VFP Florida Chapter Will Present Play @ SOAW Vigil

October 28, 2014
Watch the Comic, Bitter, Satire on the Trial of Nashua Chantal  for Scaling the Fort Benning Fence

VFP Chapter 135, Pensacola and NW Florida, will produce a play called, Trial of Nashua Chantal.  The play centers around the 2013 trial of Nashua Chantal who scaled the Fort Benning fence wearing a clown costume during the 2012 vigil.  The play will include Nashua, four conscience prisoners and six VFP members.

When:  Saturday, Nov 22, 2014

Time:  4:30pm

Where:  Columbus Convention Center, Room 210

The play is a courtroom scene. VFP members interested in being a part of the play, email Bill Sloan @ wmsloan35@gmail.com

Producer, Bill Sloan, Veterans for Peace, Chapter 135 comments about the play below:

I was  in the courtroom in the Columbus federal courthouse on April 9, 2013.  Robert "Nashua" Chantal had climbed the chainlink in November 2012 and jumped down into Ft Benning to be arrested.

Words like outrage and sadness don't describe that "trial." Only mocking ridicule could give the arid self-righteousness its own due verdict.
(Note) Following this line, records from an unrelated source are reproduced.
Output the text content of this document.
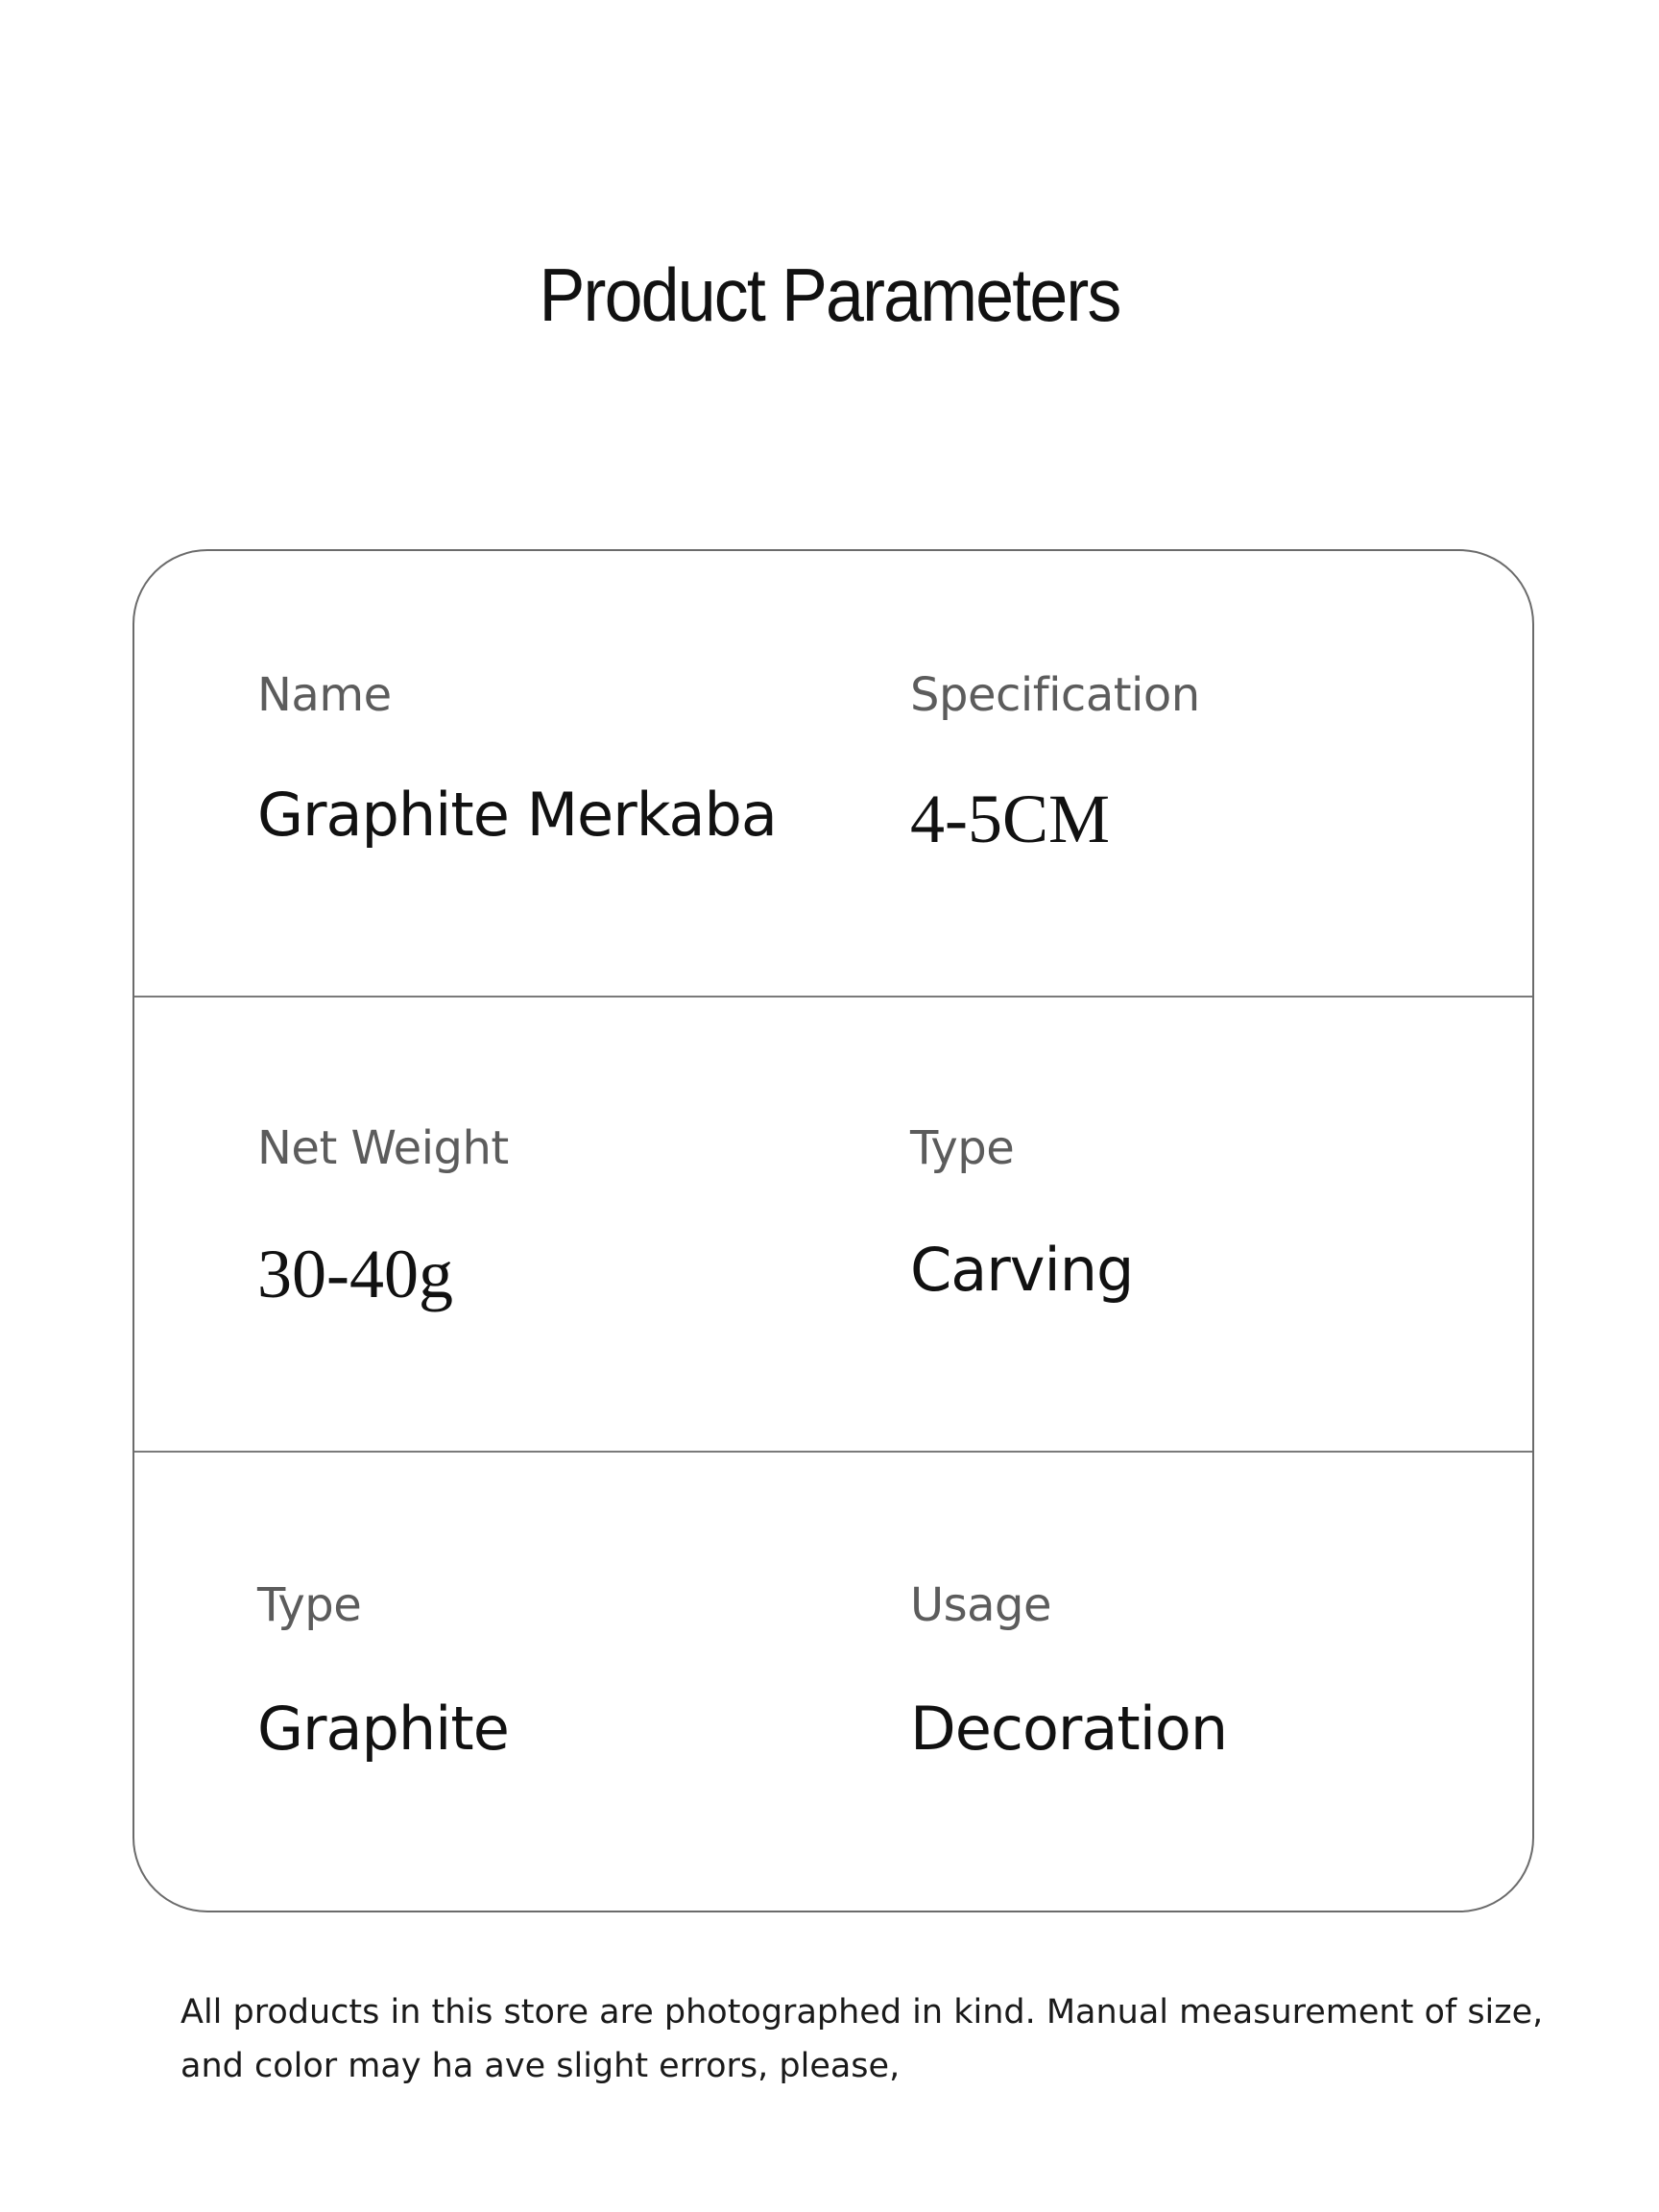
Product Parameters
Name
Graphite Merkaba
Specification
4-5CM
Net Weight
30-40g
Type
Carving
Type
Graphite
Usage
Decoration
All products in this store are photographed in kind. Manual measurement of size,
and color may ha ave slight errors, please,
The result was a satire titledColumbus Circus. You will laugh; you'll wonder why; and you'll come away with a sense of victory.

VFP Chapter 135, Pensacola and NW Florida, is producing the play. The cast includes Nashua himself, four other Prisoners of Conscience, and six VFP members and friends.

The play is a courtroom scene. On the prosecution side are Judge Roy Bean (the Law West of the Pecos); Police Chief Wyatt Earp; WHINSEC/SOA Commander George A. Custer; and Prosecutor Hamiltonia Burger. For the defense are Counsel Clarence Darrow and appropriate witnesses. You will have to see the show to find out who. Nashua's defense is the same as he made in April. Nashua, as you recall, dressed as a Clown  to jump the fence.  So I set the trial in a circus. That gave me a Kangaroo (figure it out) and a Ringmaster and Clowns and Lions. Sound a little goofy? It's a lampoon. A NY theater professional liked it enough to prod me into staging it in Columbus.

In the courtroom I recalled Stephen Vincent Benét's  lines on the trial of John Brown [from his epic John Brown's Body. 

No one can say that the trial was not fair. The trial was painfully fair by every rule of law.    And that it was fair made not the slightest difference.

The law's our yardstick, and it measures well when there are yards to measure  .  .  .  You can weigh John Brown's Body well enough, But in what balance weigh John Brown?